Sources: Cemex S.A.B. de C.V., Monterrey, Mexico; Rinker Group, Sydney; CP staff After sweetening its bid by more than 20 percent, Cemex appears much closer to consummating a Rinker takeover. A revised offer announced April 9 equates to $79.25 per Rinker American depositary receipt (ADR), versus an initial $65/ADR offer from late October. (New York Stock Exchange-traded ADRs represent five Rinker Group Australian Stock Exchange-traded shares.)
The deal would afford Cemex a U.S. franchise with annual sales upward of $8 billion. The company would have an integrated ready mixed, block, aggregate and cement platform with more than 700 sites spanning the Carolinas, Sunbelt, and Pacific Northwest, plus a 49-plant, coast-to-coast concrete pipe and precast business.

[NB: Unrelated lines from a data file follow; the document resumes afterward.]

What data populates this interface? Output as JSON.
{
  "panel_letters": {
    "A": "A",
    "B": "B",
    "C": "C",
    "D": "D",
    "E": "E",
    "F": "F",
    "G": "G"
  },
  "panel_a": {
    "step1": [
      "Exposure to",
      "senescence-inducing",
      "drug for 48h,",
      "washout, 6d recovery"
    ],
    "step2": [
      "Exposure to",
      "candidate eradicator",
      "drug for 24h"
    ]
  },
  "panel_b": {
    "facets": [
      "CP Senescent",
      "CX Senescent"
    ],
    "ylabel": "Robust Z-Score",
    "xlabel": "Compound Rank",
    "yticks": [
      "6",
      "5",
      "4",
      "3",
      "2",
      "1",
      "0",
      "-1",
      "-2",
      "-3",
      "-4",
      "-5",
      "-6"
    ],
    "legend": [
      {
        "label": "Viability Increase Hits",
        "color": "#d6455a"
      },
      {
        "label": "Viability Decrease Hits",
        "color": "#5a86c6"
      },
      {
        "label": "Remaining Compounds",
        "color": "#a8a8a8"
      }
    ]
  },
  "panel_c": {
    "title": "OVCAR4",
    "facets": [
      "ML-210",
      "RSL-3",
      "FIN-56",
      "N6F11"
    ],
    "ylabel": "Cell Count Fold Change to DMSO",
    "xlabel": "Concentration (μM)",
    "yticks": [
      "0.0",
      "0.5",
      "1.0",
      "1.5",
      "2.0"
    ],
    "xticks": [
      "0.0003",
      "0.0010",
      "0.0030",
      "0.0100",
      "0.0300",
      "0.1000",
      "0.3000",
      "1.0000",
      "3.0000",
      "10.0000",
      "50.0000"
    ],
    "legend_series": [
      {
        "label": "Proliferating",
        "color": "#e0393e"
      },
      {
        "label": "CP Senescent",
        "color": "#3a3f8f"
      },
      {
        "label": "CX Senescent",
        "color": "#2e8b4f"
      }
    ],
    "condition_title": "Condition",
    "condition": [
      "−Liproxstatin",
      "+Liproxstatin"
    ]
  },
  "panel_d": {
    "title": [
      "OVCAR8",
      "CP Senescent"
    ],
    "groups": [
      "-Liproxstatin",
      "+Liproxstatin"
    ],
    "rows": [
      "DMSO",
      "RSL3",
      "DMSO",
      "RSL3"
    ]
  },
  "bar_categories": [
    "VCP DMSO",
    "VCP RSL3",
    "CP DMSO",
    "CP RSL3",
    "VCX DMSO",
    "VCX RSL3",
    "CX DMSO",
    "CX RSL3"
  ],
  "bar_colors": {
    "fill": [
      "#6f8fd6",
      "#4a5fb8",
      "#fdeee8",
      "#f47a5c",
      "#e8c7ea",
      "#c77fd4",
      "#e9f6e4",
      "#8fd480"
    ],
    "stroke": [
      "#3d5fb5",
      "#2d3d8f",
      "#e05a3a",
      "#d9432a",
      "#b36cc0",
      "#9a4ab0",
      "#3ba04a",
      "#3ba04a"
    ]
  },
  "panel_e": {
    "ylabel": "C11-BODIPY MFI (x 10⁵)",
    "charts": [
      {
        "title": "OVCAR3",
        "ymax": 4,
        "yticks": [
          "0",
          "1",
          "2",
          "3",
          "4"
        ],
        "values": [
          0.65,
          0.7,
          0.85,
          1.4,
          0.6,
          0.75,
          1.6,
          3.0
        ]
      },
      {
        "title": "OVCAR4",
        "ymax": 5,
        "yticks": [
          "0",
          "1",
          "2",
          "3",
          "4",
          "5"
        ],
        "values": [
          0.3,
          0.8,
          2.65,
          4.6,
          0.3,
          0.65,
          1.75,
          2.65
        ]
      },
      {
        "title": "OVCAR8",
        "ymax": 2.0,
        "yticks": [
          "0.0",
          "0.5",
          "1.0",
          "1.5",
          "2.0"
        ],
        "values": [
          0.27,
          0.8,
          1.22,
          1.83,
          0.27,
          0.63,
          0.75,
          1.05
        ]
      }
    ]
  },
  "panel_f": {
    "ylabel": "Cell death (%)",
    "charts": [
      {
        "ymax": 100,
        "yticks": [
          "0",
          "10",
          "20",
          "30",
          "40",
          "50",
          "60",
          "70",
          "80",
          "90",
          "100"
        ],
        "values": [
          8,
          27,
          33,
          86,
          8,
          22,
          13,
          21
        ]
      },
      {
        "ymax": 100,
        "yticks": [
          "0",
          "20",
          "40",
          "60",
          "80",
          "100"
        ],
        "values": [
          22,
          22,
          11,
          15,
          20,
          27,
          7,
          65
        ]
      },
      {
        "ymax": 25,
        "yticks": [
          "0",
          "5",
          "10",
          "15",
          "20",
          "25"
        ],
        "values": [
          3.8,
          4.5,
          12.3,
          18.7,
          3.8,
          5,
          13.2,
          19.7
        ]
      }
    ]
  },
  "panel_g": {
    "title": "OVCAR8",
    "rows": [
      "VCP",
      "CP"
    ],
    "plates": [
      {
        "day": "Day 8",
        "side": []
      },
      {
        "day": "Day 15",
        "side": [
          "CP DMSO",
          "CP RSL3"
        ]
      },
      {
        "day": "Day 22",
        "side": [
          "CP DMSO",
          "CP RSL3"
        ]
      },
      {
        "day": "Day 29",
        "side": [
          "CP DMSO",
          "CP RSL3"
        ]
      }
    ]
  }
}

Dubbed by Cemex as “best and final,” the offer runs through May 18 and includes a host of conditions that favor Rinker shareholders by waiving certain terms of the original takeover bid. Rinker’s board recommended that shareholders accept revised overture “in the absence of a superior proposal.” Directors had held firm on a recommendation that shareholders reject the $65/ADR level bid, a position supported by post-October trading activity that valued the ADR in the $70-$77 range. Cemex’s revised bid is slightly less than Rinker ADR’s all-time high, $83, set in May 2006. Nevertheless, it is nearly 350 percent higher than the split-adjusted $23/ADR with which Rinker opened trading on the New York Stock Exchange in October 2003.